Pero lo que importa aquí no pasa por maravillarse respecto del sonido por sí mismo, o cómo puede ponerse en marcha una película imaginaria en el espectador apelando al desconocido poder del oído, sino entender, además, que toda imagen tiene un efecto sobre el cuerpo y la imaginación de cualquier espectador. Cuando un cuerpo es penetrado por el filo de una espada los gestos de las mujeres no son inmunes a la representación de quitar la vida o herir a alguien. Kiarostami advierte que existe siempre una transacción discreta entre la imagen en movimiento y el orden de la sensibilidad. Es que la violencia física representada en una pantalla tiene siempre un efecto sobre la intimidad, a pesar de que en nuestro tiempo histórico esa relación de causa y efecto no es mediada por el análisis sino asumida como un refuerzo de la experiencia cotidiana, saturada por imágenes de todo tipo. En dos o tres ocasiones, Kiarostami repara especialmente en la mirada de las mujeres, en las contorsiones sutiles de sus cuerpos que reaccionan ante el sable perforando la carne.

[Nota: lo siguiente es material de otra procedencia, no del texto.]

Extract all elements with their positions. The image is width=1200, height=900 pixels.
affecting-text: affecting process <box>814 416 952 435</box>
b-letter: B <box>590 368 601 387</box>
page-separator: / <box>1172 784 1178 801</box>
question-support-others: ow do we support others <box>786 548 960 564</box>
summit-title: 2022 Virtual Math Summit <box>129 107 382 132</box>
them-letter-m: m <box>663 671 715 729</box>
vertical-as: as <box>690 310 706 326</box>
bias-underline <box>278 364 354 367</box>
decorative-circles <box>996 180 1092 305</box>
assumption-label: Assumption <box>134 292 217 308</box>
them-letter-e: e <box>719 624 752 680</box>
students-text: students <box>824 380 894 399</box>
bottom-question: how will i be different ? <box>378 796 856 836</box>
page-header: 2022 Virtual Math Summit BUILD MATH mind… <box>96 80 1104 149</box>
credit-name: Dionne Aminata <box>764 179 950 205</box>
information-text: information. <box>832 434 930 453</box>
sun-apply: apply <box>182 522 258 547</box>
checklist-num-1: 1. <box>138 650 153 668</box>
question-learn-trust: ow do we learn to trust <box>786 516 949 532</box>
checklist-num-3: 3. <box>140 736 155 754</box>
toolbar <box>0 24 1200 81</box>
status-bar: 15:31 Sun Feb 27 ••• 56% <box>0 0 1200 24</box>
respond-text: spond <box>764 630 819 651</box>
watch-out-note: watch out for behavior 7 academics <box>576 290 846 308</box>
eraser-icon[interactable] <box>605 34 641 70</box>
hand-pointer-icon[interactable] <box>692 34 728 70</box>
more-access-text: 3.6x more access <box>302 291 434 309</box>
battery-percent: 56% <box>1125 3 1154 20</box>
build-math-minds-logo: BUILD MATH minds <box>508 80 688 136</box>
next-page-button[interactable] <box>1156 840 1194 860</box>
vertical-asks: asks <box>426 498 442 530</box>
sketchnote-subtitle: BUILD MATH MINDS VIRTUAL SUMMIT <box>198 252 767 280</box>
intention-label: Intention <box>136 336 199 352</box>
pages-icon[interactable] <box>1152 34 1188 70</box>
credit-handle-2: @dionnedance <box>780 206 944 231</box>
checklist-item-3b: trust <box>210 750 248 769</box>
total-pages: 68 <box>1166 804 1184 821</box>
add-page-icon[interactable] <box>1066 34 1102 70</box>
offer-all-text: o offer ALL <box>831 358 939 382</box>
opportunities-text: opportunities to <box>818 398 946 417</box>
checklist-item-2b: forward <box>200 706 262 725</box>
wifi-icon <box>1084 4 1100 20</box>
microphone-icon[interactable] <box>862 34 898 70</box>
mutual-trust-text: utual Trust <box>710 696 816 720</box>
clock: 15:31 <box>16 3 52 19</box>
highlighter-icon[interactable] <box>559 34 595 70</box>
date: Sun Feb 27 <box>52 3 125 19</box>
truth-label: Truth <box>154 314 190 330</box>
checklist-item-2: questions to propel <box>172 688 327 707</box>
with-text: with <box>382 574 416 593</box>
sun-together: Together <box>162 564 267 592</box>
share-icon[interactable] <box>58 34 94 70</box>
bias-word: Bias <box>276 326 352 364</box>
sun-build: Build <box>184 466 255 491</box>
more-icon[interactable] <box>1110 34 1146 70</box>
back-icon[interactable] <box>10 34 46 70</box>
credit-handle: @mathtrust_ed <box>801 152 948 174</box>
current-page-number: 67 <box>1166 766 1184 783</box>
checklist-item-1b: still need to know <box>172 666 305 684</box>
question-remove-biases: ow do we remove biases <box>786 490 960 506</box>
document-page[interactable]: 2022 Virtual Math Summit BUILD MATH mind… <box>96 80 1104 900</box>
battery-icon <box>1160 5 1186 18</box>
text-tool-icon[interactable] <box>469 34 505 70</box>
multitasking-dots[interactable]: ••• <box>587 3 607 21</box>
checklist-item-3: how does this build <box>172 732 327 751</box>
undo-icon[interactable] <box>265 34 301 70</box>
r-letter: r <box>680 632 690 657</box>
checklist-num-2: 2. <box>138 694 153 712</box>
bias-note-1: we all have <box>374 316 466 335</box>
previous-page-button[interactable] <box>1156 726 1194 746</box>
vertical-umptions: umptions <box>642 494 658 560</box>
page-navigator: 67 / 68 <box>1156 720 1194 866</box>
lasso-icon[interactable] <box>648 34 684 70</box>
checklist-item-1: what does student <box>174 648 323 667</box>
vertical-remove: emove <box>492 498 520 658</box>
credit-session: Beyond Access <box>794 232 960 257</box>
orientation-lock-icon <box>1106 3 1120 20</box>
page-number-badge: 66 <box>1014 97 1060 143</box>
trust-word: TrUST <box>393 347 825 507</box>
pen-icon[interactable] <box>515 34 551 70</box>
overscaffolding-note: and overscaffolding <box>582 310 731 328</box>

Esta exploración de la recepción no se circunscribe solamente a la violencia, pues Kiarostami no es un moralista. Hay también pasajes vinculados a una discreta felicidad. Por ejemplo, cuando los personajes del cuento están experimentando bienestar, a veces en un instante de reposo cercano a un lago: las presuntas imágenes de esas situaciones amables producen una sofisticación de los movimientos de los rostros de las actrices, los cuales transmiten esa peculiar comunión que todo espectador puede vivir en un cine. Los sentimientos de un personaje pueden introyectarse por empatía e identificación con la vida anímica del espectador. Es probable que a nadie le sorprenda que una imagen provoque el llanto de una mujer, aunque en Shirin Kiarostami redescubre el misterio de esa confrontación entre lo fantasmal de una imagen y la expresión de una emoción como respuesta directa a ese artificio que se ve como real.

En alguna ocasión, Kiarostami dijo que a través de la mentira se llega a la verdad. Esta sospechosa aseveración epistemológica se explica enteramente cuando se llega a saber cómo se ha rodado el film. Ni Leila Hatami, ni Mahnaz Afshar, ni Taraneh Alidoosti, ni Juliette Binoche, ni ninguna de las sesenta actrices están en un cine viendo una película. Todo, absolutamente todo, es simulación. Las luces que pegan contra el rostro de las actrices son reflejos de una luz que a su vez pega contra una pantalla que mueven los asistentes de Kiarostami para reproducir la luminosidad de una imagen proyectada. Las butacas están dispuestas en el campo visual dando la ilusión de que los personajes están en un cine, pero en realidad están en el living de la casa del cineasta. A su vez, los gestos faciales de todas las intérpretes son inducidos discursivamente por Kiarostami. Ellas miran hacia un cartón solamente para reproducir una forma de mirar que implica la distancia entre un espectador y una pantalla. La manipulación es absoluta, aunque el resultado final no podría ser más genuino.